We spend a lot of time listening to other people, and thinking they are right, and that they know what they’re talking, and what they’re saying is what we should be doing,
and if we’re not doing it – we’re no good.

We believe we need other people to tell us what to do and how to do it.
But the truth is: there is only one voice we need to hear.
Our own voice.
Because that is the only voice that knows us.

We’ve become so accustomed to noise that we forget what quiet sounds like:
It sounds like our heartbeat.
It sounds like our breath.
It sounds like our voice.

We’ve become so accustomed to noise that we forget what quiet feels like:
It feels like our heartbeat.
It feels like our breath.
It feels like…home.
Where we are free, where we are safe, where we are who we really are.

Now that we have a computer that fits in our hands, when we can fill moments of stillness with a video, a game, a text, when we shove buds into our ears to keep out the world around us, we rarely get a chance to clear the noise from our heads.

We need to step away from the NOISE. Turn off the news, turn off the computer, turn off the chatter, and find stillness.

How do we know who we really are, and what we are really called to do, if we can’t be still – be quiet –– and listen for the gentle voice inside us longing to be heard?

“Silence is essential,” said Thich Nhat Hanh, a Buddhist monk from Vietnam. “We need silence, just as much as we need air, just as much as plants need light.
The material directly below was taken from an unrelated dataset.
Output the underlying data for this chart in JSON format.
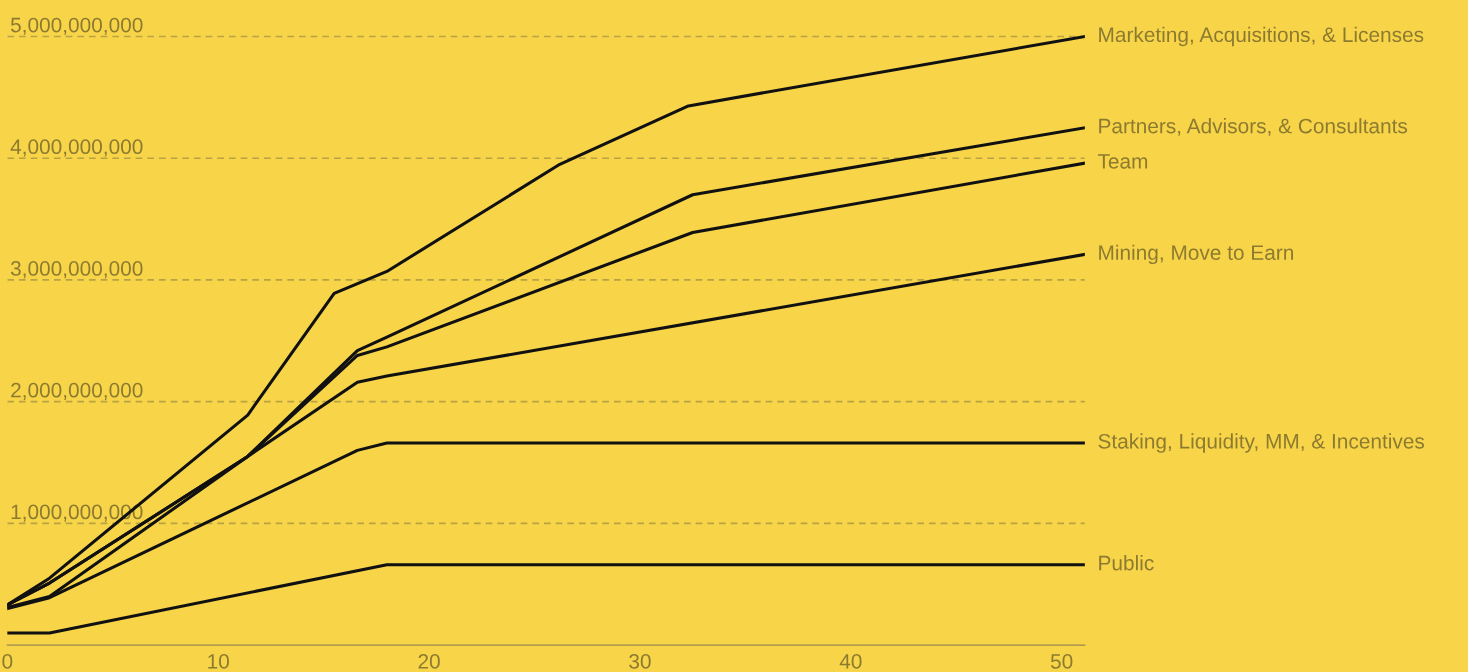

If our minds are crowded with words and thoughts, there is no space for us.”

I can illustrate this with a personal story:
I walk a lot, and I walk alone and without a phone. There is nothing in my ears but the sound of my feet stomping, my blood pumping, and my breath puffing.
This is how I work out most of my problems. It’s most helpful when writing, to get out and clear out all the thoughts jumbled in my head, then return with some thread of an idea untangled.
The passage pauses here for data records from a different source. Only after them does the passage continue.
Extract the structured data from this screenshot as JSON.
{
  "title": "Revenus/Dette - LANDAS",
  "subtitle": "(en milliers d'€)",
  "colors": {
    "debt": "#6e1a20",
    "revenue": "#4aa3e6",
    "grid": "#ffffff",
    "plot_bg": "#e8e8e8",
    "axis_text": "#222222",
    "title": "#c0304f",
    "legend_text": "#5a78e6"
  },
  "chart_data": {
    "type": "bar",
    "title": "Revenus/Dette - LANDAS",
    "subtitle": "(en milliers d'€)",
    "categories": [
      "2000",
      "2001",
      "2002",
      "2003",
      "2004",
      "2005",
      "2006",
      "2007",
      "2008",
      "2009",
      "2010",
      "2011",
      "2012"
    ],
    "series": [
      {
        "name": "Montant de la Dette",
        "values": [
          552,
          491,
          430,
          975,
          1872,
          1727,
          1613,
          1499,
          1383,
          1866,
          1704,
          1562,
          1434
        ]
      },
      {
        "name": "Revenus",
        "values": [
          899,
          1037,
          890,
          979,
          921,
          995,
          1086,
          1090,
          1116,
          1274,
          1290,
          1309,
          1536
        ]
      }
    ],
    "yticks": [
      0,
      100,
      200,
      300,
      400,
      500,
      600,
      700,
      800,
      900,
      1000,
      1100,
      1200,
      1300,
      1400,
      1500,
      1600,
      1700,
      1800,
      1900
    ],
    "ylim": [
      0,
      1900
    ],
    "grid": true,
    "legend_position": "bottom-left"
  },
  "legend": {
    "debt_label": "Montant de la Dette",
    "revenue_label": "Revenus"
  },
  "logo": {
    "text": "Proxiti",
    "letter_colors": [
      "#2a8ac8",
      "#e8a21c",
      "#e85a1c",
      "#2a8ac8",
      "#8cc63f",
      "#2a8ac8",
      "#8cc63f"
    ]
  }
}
But a few months ago, as I was walking, something happened. I felt something at the same time I realized something.
It felt like the gentlest kind of ‘pop’ inside. Not something I felt physically, but something I felt spiritually. And I realized it was a seed germinating.
And I understood – not with my brain but with my heart - this was a seed that had been planted deep into our cold, clay soil when I first arrived here in Nova Scotia. It has been waiting for the right time…and something I’ve done has triggered it.
My feeling is it’s starting to grow.
And all I have to do – is to leave it alone.
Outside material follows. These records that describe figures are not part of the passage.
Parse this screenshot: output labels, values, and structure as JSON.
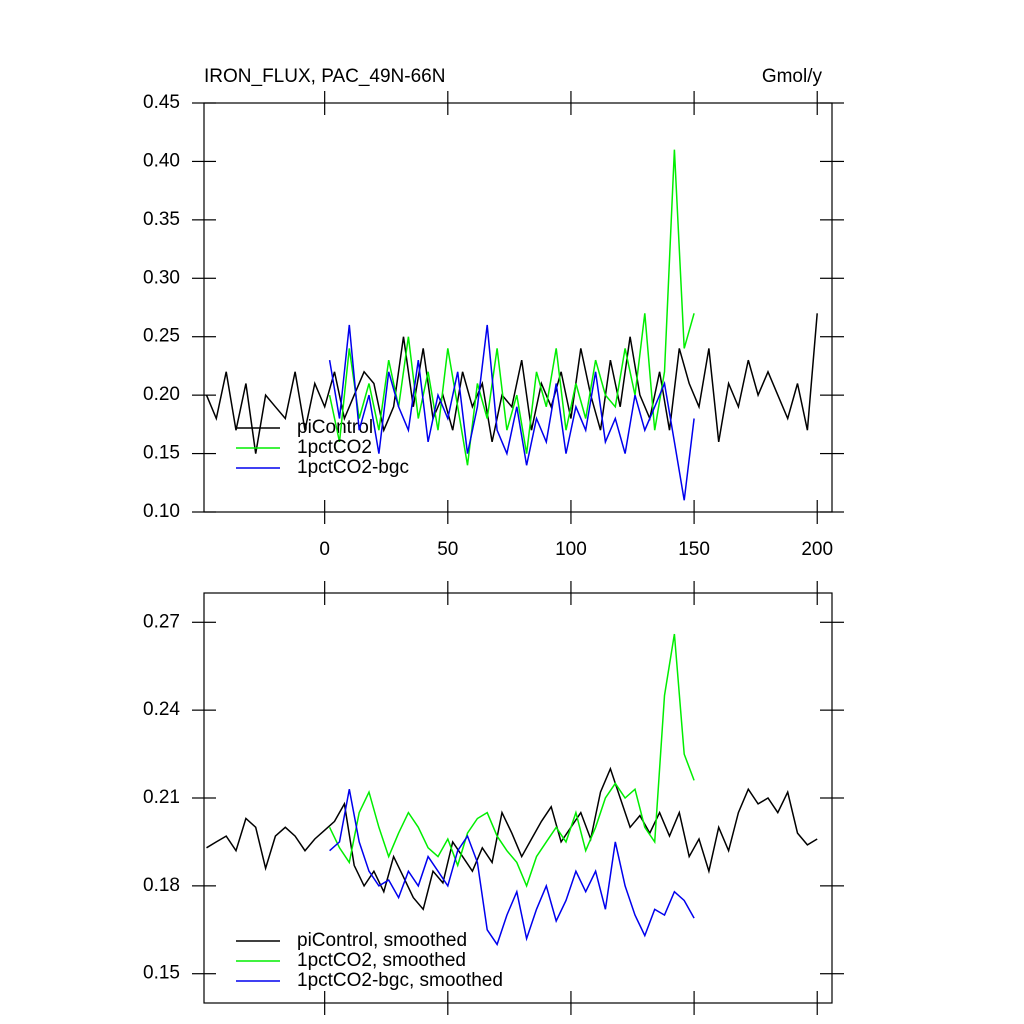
{
  "chart_data": [
    {
      "type": "line",
      "title": "IRON_FLUX, PAC_49N-66N",
      "units": "Gmol/y",
      "xlim": [
        -49,
        206
      ],
      "xticks": [
        0,
        50,
        100,
        150,
        200
      ],
      "ylim": [
        0.1,
        0.45
      ],
      "yticks": [
        {
          "value": 0.1,
          "label": "0.10"
        },
        0.15,
        {
          "value": 0.2,
          "label": "0.20"
        },
        0.25,
        {
          "value": 0.3,
          "label": "0.30"
        },
        0.35,
        {
          "value": 0.4,
          "label": "0.40"
        },
        0.45
      ],
      "legend": "lower left",
      "series": [
        {
          "name": "piControl",
          "color": "#000000",
          "x": [
            -48,
            -44,
            -40,
            -36,
            -32,
            -28,
            -24,
            -20,
            -16,
            -12,
            -8,
            -4,
            0,
            4,
            8,
            12,
            16,
            20,
            24,
            28,
            32,
            36,
            40,
            44,
            48,
            52,
            56,
            60,
            64,
            68,
            72,
            76,
            80,
            84,
            88,
            92,
            96,
            100,
            104,
            108,
            112,
            116,
            120,
            124,
            128,
            132,
            136,
            140,
            144,
            148,
            152,
            156,
            160,
            164,
            168,
            172,
            176,
            180,
            184,
            188,
            192,
            196,
            200
          ],
          "values": [
            0.2,
            0.18,
            0.22,
            0.17,
            0.21,
            0.15,
            0.2,
            0.19,
            0.18,
            0.22,
            0.17,
            0.21,
            0.19,
            0.22,
            0.18,
            0.2,
            0.22,
            0.21,
            0.17,
            0.19,
            0.25,
            0.19,
            0.24,
            0.18,
            0.2,
            0.17,
            0.22,
            0.19,
            0.21,
            0.16,
            0.2,
            0.19,
            0.23,
            0.17,
            0.21,
            0.19,
            0.22,
            0.18,
            0.24,
            0.2,
            0.17,
            0.23,
            0.19,
            0.25,
            0.2,
            0.18,
            0.22,
            0.17,
            0.24,
            0.21,
            0.19,
            0.24,
            0.16,
            0.21,
            0.19,
            0.23,
            0.2,
            0.22,
            0.2,
            0.18,
            0.21,
            0.17,
            0.27
          ]
        },
        {
          "name": "1pctCO2",
          "color": "#00ee00",
          "x": [
            2,
            6,
            10,
            14,
            18,
            22,
            26,
            30,
            34,
            38,
            42,
            46,
            50,
            54,
            58,
            62,
            66,
            70,
            74,
            78,
            82,
            86,
            90,
            94,
            98,
            102,
            106,
            110,
            114,
            118,
            122,
            126,
            130,
            134,
            138,
            142,
            146,
            150
          ],
          "values": [
            0.2,
            0.16,
            0.24,
            0.18,
            0.21,
            0.17,
            0.23,
            0.19,
            0.25,
            0.18,
            0.22,
            0.17,
            0.24,
            0.19,
            0.14,
            0.21,
            0.18,
            0.24,
            0.17,
            0.2,
            0.15,
            0.22,
            0.19,
            0.24,
            0.17,
            0.21,
            0.18,
            0.23,
            0.2,
            0.19,
            0.24,
            0.2,
            0.27,
            0.17,
            0.22,
            0.41,
            0.24,
            0.27
          ]
        },
        {
          "name": "1pctCO2-bgc",
          "color": "#0000ee",
          "x": [
            2,
            6,
            10,
            14,
            18,
            22,
            26,
            30,
            34,
            38,
            42,
            46,
            50,
            54,
            58,
            62,
            66,
            70,
            74,
            78,
            82,
            86,
            90,
            94,
            98,
            102,
            106,
            110,
            114,
            118,
            122,
            126,
            130,
            134,
            138,
            142,
            146,
            150
          ],
          "values": [
            0.23,
            0.18,
            0.26,
            0.17,
            0.2,
            0.15,
            0.22,
            0.19,
            0.17,
            0.23,
            0.16,
            0.2,
            0.18,
            0.22,
            0.15,
            0.19,
            0.26,
            0.17,
            0.15,
            0.19,
            0.14,
            0.18,
            0.16,
            0.21,
            0.15,
            0.19,
            0.17,
            0.22,
            0.16,
            0.18,
            0.15,
            0.2,
            0.17,
            0.19,
            0.21,
            0.16,
            0.11,
            0.18
          ]
        }
      ]
    },
    {
      "type": "line",
      "xlim": [
        -49,
        206
      ],
      "xticks": [
        0,
        50,
        100,
        150,
        200
      ],
      "ylim": [
        0.14,
        0.28
      ],
      "yticks": [
        0.15,
        0.18,
        0.21,
        0.24,
        0.27
      ],
      "legend": "lower left",
      "series": [
        {
          "name": "piControl, smoothed",
          "color": "#000000",
          "x": [
            -48,
            -44,
            -40,
            -36,
            -32,
            -28,
            -24,
            -20,
            -16,
            -12,
            -8,
            -4,
            0,
            4,
            8,
            12,
            16,
            20,
            24,
            28,
            32,
            36,
            40,
            44,
            48,
            52,
            56,
            60,
            64,
            68,
            72,
            76,
            80,
            84,
            88,
            92,
            96,
            100,
            104,
            108,
            112,
            116,
            120,
            124,
            128,
            132,
            136,
            140,
            144,
            148,
            152,
            156,
            160,
            164,
            168,
            172,
            176,
            180,
            184,
            188,
            192,
            196,
            200
          ],
          "values": [
            0.193,
            0.195,
            0.197,
            0.192,
            0.203,
            0.2,
            0.186,
            0.197,
            0.2,
            0.197,
            0.192,
            0.196,
            0.199,
            0.202,
            0.208,
            0.187,
            0.18,
            0.185,
            0.178,
            0.19,
            0.183,
            0.176,
            0.172,
            0.185,
            0.181,
            0.195,
            0.19,
            0.185,
            0.193,
            0.188,
            0.205,
            0.198,
            0.19,
            0.196,
            0.202,
            0.207,
            0.195,
            0.2,
            0.205,
            0.196,
            0.212,
            0.22,
            0.21,
            0.2,
            0.204,
            0.198,
            0.205,
            0.197,
            0.205,
            0.19,
            0.196,
            0.185,
            0.2,
            0.192,
            0.205,
            0.213,
            0.208,
            0.21,
            0.205,
            0.212,
            0.198,
            0.194,
            0.196
          ]
        },
        {
          "name": "1pctCO2, smoothed",
          "color": "#00ee00",
          "x": [
            2,
            6,
            10,
            14,
            18,
            22,
            26,
            30,
            34,
            38,
            42,
            46,
            50,
            54,
            58,
            62,
            66,
            70,
            74,
            78,
            82,
            86,
            90,
            94,
            98,
            102,
            106,
            110,
            114,
            118,
            122,
            126,
            130,
            134,
            138,
            142,
            146,
            150
          ],
          "values": [
            0.2,
            0.193,
            0.188,
            0.205,
            0.212,
            0.2,
            0.19,
            0.198,
            0.205,
            0.2,
            0.193,
            0.19,
            0.196,
            0.187,
            0.198,
            0.203,
            0.205,
            0.197,
            0.192,
            0.188,
            0.18,
            0.19,
            0.195,
            0.2,
            0.195,
            0.205,
            0.192,
            0.2,
            0.21,
            0.215,
            0.21,
            0.213,
            0.2,
            0.195,
            0.245,
            0.266,
            0.225,
            0.216
          ]
        },
        {
          "name": "1pctCO2-bgc, smoothed",
          "color": "#0000ee",
          "x": [
            2,
            6,
            10,
            14,
            18,
            22,
            26,
            30,
            34,
            38,
            42,
            46,
            50,
            54,
            58,
            62,
            66,
            70,
            74,
            78,
            82,
            86,
            90,
            94,
            98,
            102,
            106,
            110,
            114,
            118,
            122,
            126,
            130,
            134,
            138,
            142,
            146,
            150
          ],
          "values": [
            0.192,
            0.195,
            0.213,
            0.195,
            0.185,
            0.18,
            0.182,
            0.176,
            0.185,
            0.18,
            0.19,
            0.185,
            0.18,
            0.192,
            0.197,
            0.188,
            0.165,
            0.16,
            0.17,
            0.178,
            0.162,
            0.172,
            0.18,
            0.168,
            0.175,
            0.185,
            0.178,
            0.185,
            0.172,
            0.195,
            0.18,
            0.17,
            0.163,
            0.172,
            0.17,
            0.178,
            0.175,
            0.169
          ]
        }
      ]
    }
  ]
}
It’s a feeling and a realization that is both scary and exciting. I don’t know what the seed is, I have no idea what plant is going to emerge
if I hadn’t been walking in silence, stomping along the old muddy road as usual, not really thinking about anything, just breathing and pondering and being in a state of mental and spiritual stillness… I wouldn’t have felt that pop or heard my heart explain it to me.

If we are surrounded by NOISE all the time, we can’t hear those small, quiet messages in our hearts; we can’t feel those mustard seeds of our spirit popping inside us; we can’t find the courage to trust in those messages, in those pops.

As Ellen DeGeneres once said, “Find out who you are and be that person. That’s what your soul was put on this earth to be. Find that truth, live that truth, and everything else will come.”